For those delayed in bringing their produce to the market because of the social distancing norm, the Punjab government has requested the centre for incentives—a bonus of Rs 100 per quintal over and above the minimum support price for those farmers bringing wheat after May 1, and Rs 200 per quintal for those bringing wheat after May 31, as compensation.

Since, harvesting in Punjab is mostly mechanised—carried out by harvester combine—the real challenge in social distancing will come during packaging, loading, unloading and transportation of wheat, which will have to be done in a staggered manner. According to experts this is being taken care of by the police and district administration.

On the industry front, the MHA’s announcements are in line with recommendations made on April 11, 2020, by Guruprasad Mohapatra, secretary, Department of Industry and Internal Trade ( DPIIT), in a letter to Ajay Bhalla, secretary, Ministry of Home Affairs, asking him to allow certain activities and industries to start functioning in the country with reasonable safeguards.

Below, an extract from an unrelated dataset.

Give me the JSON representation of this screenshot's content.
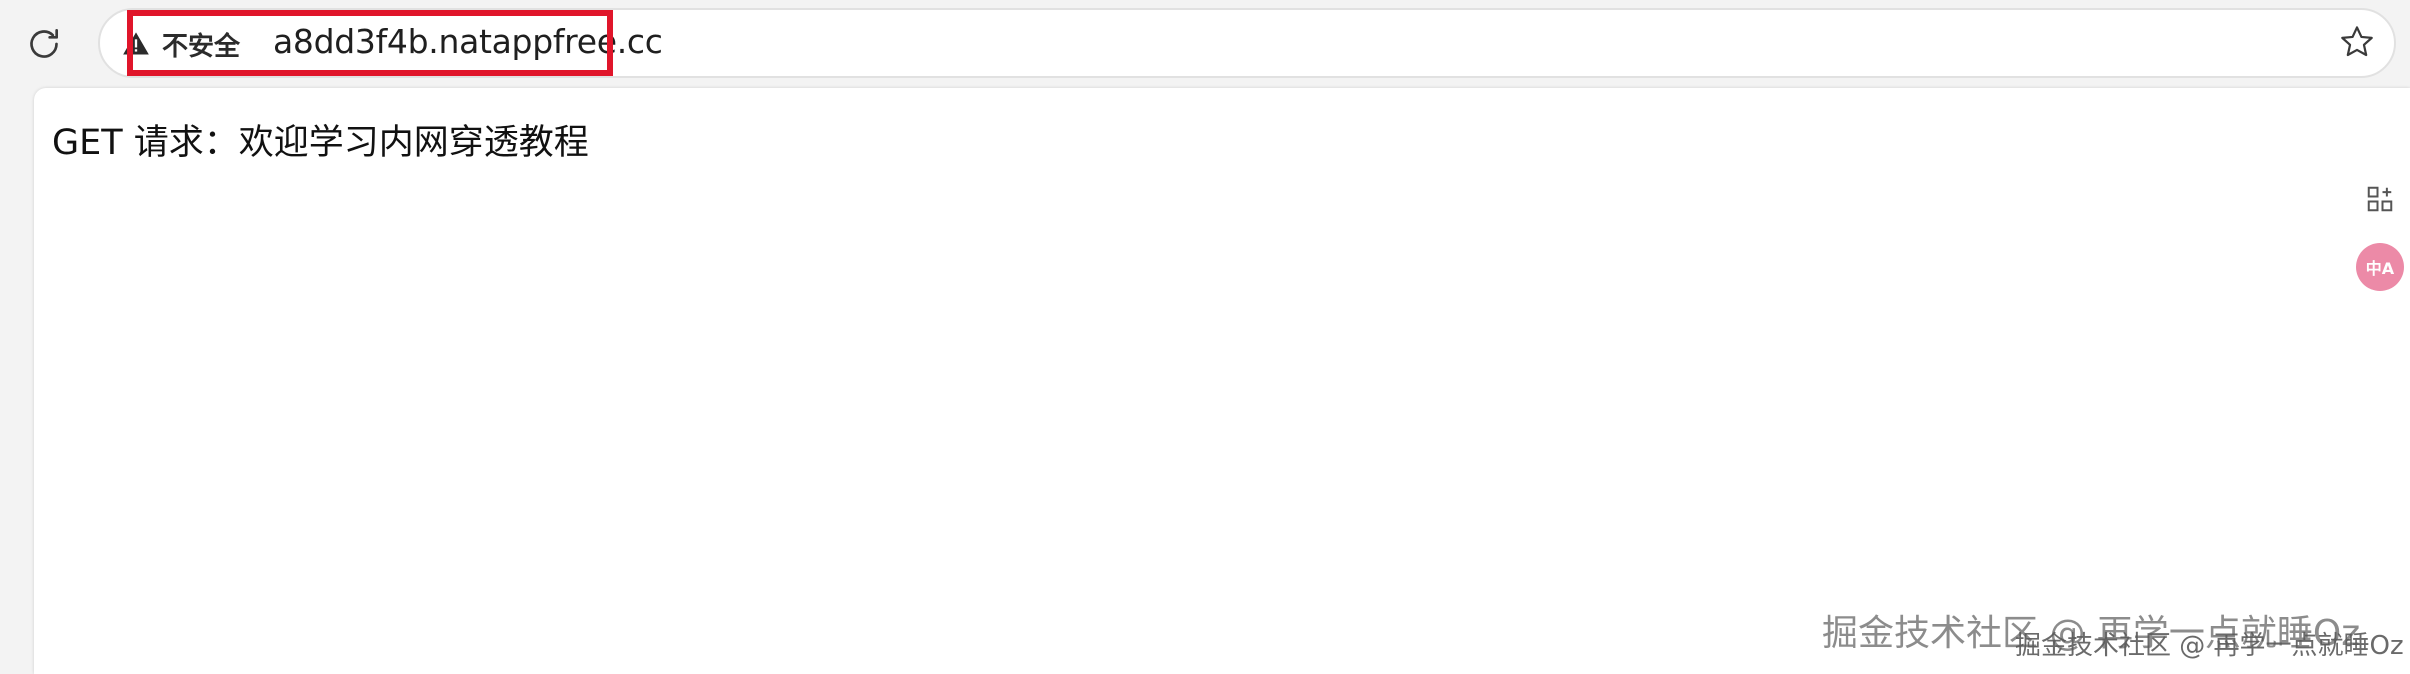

These activities are essential to improve our economic activity and put cash in the hands of people. These recommendations are a result of detailed interactions of the minister of Commerce with various states and industry bodies, and the feedback received by the Department of Commerce and DPIIT from various sources, the letter said. “These suggestions have been examined by us and have been recommended for consideration of MHA as new activities to be allowed in addition to those already announced under various notifications of the MHA,” says the letter. These include industries which have single entry points for workers, sufficient space for ensuring social distancing, use of separate transport for ferrying workers or make stay arrangements on factory premises.

Such measures, says Jayant Acharya, director (commercial marketing, corporate strategy), JSW Steel, will help restart some economic activity and will also bring in much needed-liquidity, which will be helpful for the MSME sector. “We at JSW Steel are also evaluating restarting our facilities now in a phased manner within the protocols and guidelines defined,” adds Acharya.

The guidelines also mention all units in Special Economic Zones (SEZs) and Export Oriented Units (EoUs), adding that development commissioners will be given responsibility for ensuring sanitation and distancing norms/safeguards. They also call for opening industries of the nature of continuous production like steel, power, and mining. It is easy to understand why MHA has allowed SEZs and EoUs to restart,” says Sunil Sinha, principal economist at credit rating agency, India ratings and Research, because it meets many of the conditions enumerated in Mohapatra’s letter.” Most SEZs are well maintained clean entities, which employ formal labourers and are easy to monitor, where social distancing and other such measures are easy to implement and monitor,” he adds.

For the hard-hit rural sector, brick kilns have been allowed to operate and so is the continuation of works in the construction projects in urban areas where workers are available on site and workers won’t have to be brought from the outside. The first phase of the lifting of the lockdown has begun and things will only get clearer in days to come.